Puis il s’approche, trop près, le joint aux lèvres, et étrangement ton corps devient un étranger qui n’obéit plus, il subit et reste sur place, tu accueilles la fumée comme un masque à oxygène. Chill off, le corps pète un plomb, l’esprit aussi, les mains glissent dans les cheveux, agrippent  et tirent, les lèvres s’apprivoisent sous ton impulsion. Tu hésites quelques demi-secondes et puis tu obéis, tes épaules s’affaissent et tu le fixes quelques secondes avant de fermer les tiens, de profiter de sa présence invasive. Dans quelques heures, il sera jeté dehors parce que tu n’assumeras pas devant tes frères. Ni devant Freya. Quelques secondes encore où il ne se passe rien, avant que tu captures son joint pour l’inspirer une fois avant de lui remettre entre les doigts, sans les lâcher. Tes pensées déraillent comme tes mains, elles se glissent derrière sa tête, s’enfoncent dans ses cheveux – il en plus que toi, et ils sont doux comme un plumage. Ça y’est, tu délires. “Can I kiss you ?” Demande inutile, tu viens de lui en arracher un alors tu n’attends pas de réponses, captures ses lèvres, il n’y en a pas suffisamment d’autres pour comparer mais c’est probablement le plus doux de tous. Pas la moindre sauvagerie, ni la moindre colère. Juste de la lassitude, t’es fatigué aujourd’hui, fatigué de te battre, fatigué de lui, fatigué de mentir, fatigué.

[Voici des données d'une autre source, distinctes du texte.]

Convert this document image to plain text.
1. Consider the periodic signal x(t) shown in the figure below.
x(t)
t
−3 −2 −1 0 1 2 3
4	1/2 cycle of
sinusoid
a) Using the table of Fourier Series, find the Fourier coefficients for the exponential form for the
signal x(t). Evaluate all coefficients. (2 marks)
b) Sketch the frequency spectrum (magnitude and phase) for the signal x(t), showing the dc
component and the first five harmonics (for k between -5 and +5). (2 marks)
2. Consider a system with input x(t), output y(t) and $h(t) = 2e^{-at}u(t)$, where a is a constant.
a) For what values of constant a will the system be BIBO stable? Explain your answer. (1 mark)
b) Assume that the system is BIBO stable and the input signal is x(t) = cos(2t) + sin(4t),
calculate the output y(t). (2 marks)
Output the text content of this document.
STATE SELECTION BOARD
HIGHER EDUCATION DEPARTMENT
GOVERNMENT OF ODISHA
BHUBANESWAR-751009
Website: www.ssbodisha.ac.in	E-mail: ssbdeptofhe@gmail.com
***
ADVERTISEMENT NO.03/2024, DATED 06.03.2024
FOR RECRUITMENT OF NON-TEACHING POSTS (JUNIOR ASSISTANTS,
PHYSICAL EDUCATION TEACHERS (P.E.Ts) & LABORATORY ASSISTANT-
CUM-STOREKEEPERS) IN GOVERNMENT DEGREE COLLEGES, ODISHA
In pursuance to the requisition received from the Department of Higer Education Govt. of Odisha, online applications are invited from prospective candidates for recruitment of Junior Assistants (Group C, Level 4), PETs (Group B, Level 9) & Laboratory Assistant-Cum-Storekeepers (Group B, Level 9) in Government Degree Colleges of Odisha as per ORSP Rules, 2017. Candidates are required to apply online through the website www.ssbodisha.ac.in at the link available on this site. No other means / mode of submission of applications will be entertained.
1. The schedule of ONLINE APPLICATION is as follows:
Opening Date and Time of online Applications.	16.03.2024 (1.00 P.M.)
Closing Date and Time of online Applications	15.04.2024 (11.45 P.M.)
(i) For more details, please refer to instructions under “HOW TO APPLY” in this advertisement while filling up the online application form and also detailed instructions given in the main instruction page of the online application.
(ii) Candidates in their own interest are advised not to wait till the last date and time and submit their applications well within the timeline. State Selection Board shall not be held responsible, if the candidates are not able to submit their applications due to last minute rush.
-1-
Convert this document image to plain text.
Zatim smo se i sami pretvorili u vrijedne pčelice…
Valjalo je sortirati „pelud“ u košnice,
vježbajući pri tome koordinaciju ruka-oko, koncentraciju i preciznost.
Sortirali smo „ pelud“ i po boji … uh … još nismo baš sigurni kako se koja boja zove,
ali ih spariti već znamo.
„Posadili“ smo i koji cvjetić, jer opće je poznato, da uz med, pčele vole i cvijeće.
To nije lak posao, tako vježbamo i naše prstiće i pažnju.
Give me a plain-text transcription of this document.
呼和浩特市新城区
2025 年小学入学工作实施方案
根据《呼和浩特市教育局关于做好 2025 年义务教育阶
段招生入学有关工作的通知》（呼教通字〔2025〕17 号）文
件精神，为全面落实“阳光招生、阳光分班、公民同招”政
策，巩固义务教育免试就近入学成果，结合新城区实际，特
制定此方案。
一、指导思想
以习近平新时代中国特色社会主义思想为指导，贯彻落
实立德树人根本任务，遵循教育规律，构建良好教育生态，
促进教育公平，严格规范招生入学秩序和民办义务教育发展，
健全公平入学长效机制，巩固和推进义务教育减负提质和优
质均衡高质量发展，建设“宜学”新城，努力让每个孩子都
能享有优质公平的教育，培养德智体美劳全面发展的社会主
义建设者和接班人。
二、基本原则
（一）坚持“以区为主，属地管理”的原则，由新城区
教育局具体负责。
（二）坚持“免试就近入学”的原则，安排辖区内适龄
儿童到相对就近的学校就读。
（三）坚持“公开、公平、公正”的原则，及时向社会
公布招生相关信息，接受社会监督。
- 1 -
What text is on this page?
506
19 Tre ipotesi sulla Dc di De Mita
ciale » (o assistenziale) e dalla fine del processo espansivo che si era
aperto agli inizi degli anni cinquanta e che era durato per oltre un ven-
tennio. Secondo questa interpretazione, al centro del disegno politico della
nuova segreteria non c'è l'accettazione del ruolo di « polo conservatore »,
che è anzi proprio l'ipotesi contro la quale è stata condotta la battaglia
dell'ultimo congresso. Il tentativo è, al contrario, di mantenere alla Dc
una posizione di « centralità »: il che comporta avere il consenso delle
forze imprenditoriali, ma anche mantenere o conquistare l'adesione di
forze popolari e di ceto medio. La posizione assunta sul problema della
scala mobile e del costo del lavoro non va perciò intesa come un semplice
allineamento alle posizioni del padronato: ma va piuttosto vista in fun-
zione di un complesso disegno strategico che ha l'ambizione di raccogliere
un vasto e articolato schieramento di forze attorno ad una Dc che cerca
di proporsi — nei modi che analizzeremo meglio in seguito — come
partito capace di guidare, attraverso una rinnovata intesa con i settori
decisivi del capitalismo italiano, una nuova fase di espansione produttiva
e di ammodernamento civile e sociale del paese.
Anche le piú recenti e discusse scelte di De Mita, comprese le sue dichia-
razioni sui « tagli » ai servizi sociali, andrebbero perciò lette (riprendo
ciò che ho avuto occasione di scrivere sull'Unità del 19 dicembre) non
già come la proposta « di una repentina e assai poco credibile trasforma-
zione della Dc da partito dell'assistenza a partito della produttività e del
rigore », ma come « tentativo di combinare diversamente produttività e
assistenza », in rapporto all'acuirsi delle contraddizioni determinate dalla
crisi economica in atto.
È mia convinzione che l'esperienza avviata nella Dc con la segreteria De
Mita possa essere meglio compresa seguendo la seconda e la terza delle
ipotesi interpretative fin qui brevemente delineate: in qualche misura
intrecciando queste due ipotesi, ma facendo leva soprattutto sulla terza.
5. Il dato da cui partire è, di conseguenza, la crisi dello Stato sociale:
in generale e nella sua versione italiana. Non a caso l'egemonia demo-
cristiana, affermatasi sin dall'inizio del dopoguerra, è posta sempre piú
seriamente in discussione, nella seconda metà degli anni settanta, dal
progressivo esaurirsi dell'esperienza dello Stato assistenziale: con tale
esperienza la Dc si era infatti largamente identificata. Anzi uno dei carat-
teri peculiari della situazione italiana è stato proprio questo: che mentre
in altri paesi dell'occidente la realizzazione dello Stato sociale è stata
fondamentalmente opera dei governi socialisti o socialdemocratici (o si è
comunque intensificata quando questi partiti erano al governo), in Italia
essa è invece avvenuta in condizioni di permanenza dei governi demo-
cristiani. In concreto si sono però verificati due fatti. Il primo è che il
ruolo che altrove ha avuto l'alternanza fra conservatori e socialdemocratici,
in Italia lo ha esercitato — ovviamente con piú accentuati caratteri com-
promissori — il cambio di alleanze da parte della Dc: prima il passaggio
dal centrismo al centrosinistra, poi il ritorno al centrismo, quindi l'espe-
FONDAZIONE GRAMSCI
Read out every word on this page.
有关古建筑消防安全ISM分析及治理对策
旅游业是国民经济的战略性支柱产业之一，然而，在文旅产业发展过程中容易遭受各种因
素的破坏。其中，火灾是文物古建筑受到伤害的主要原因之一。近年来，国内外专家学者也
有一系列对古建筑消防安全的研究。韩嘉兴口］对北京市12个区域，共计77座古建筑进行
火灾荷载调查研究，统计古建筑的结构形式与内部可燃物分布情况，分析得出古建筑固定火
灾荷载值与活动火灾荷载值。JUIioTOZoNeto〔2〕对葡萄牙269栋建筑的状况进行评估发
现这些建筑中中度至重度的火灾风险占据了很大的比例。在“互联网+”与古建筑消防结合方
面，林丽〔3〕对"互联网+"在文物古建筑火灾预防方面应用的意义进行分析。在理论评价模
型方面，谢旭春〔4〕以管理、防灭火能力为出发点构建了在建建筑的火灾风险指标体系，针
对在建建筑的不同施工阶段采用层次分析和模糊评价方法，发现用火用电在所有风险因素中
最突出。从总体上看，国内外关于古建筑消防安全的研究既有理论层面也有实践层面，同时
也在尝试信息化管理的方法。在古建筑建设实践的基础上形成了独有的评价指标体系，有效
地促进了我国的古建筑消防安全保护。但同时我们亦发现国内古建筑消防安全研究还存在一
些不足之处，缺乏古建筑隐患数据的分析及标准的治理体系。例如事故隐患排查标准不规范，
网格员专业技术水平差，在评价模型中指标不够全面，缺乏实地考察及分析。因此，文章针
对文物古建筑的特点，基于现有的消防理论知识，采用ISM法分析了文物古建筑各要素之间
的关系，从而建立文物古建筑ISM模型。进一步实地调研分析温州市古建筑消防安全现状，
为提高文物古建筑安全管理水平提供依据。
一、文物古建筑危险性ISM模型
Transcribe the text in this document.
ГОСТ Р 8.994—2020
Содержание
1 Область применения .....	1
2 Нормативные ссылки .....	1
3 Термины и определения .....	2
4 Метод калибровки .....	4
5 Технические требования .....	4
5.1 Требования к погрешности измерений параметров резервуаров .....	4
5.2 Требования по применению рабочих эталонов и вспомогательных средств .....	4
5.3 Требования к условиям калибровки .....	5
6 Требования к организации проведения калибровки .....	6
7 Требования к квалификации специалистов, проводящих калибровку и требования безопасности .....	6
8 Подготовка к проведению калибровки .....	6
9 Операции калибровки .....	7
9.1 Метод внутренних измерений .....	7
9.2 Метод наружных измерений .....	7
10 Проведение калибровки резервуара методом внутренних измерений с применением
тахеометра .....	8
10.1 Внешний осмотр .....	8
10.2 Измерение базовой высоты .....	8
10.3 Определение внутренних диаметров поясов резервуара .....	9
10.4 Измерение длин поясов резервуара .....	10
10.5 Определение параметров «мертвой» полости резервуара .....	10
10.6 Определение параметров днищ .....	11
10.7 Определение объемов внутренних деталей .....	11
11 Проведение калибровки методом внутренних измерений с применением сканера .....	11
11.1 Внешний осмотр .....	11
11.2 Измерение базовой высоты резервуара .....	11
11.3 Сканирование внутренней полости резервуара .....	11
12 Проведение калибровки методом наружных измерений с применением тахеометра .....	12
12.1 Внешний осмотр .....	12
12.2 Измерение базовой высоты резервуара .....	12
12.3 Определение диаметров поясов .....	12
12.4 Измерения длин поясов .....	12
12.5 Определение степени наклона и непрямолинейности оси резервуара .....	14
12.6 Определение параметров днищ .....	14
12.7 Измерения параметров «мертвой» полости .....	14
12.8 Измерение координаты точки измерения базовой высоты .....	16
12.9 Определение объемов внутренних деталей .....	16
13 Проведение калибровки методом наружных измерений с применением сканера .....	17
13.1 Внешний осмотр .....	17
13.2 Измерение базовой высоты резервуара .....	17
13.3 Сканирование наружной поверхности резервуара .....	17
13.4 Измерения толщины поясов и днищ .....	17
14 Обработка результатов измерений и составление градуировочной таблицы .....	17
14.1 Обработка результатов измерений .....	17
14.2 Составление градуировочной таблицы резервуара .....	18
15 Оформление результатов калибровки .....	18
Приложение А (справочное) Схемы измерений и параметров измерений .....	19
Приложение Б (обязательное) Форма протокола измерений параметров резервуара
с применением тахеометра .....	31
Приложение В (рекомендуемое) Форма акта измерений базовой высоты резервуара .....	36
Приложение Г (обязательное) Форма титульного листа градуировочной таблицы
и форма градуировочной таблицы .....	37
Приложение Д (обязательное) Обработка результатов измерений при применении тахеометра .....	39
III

Pour une fois,  la tranquillité t’appelle, tu ne veux plus de lute. Avec délicatesse, tu poses ton front sur son épaule, tes mains sur ses cuisses. Un soupir dans une bulle apaisée, c’est peut-être ça que le monde pourrait être si la haine ne s’accrochait pas de ses griffes pâles à ta peau cassée. Un univers calme si tu ne voulais pas lui décoller la tête de son corps ès qu’il ouvre la bouche, et si tu ne voulais pas te foutre en l’air pour le simple fait d’avoir envie de lui. A cet instant, tu aimerais que ton cerveau se fasse la malle, verrouiller les portes pour l’éternité et rester dans ce doux nuage. Mais ce n’est pas la vraie vie, le vrai monde ne le laissera pas faire. « Whatever I say you can come back anytime you want. Freya’ll be happy, she’s fond of you. » Qu’il continue de s’inviter, aucun d’entre vous n’a de pouvoir sur ses allées et venues, tu hurleras comme d’habitude mais tu ne reviendras pas sur cette offre : qu’il continue de venir. Tu ne veux pas qu’il disparaisse de ton cercle maintenant qu’il y est trop présent. Au bout de quelques secondes, tu t’éloignes de lui, assez pour tendre ton bras vers le livre posé, Moby Dick, et lui colle dans les mains avant de t’enfoncer à nouveau dans le sofa, plus près de lui cette fois, collant ta jambe à la sienne et occupant tes mains virevoltantes avec la manette. « Read it to me. » Quitte à ce qu’il t’emmerde avec ce livre, autant qu’il donne aussi de sa personne pour cet effort. Probablement que d’ici quelques secondes il partira dans un tout nouvel univers, brusquant tes nerfs, mais tant pis.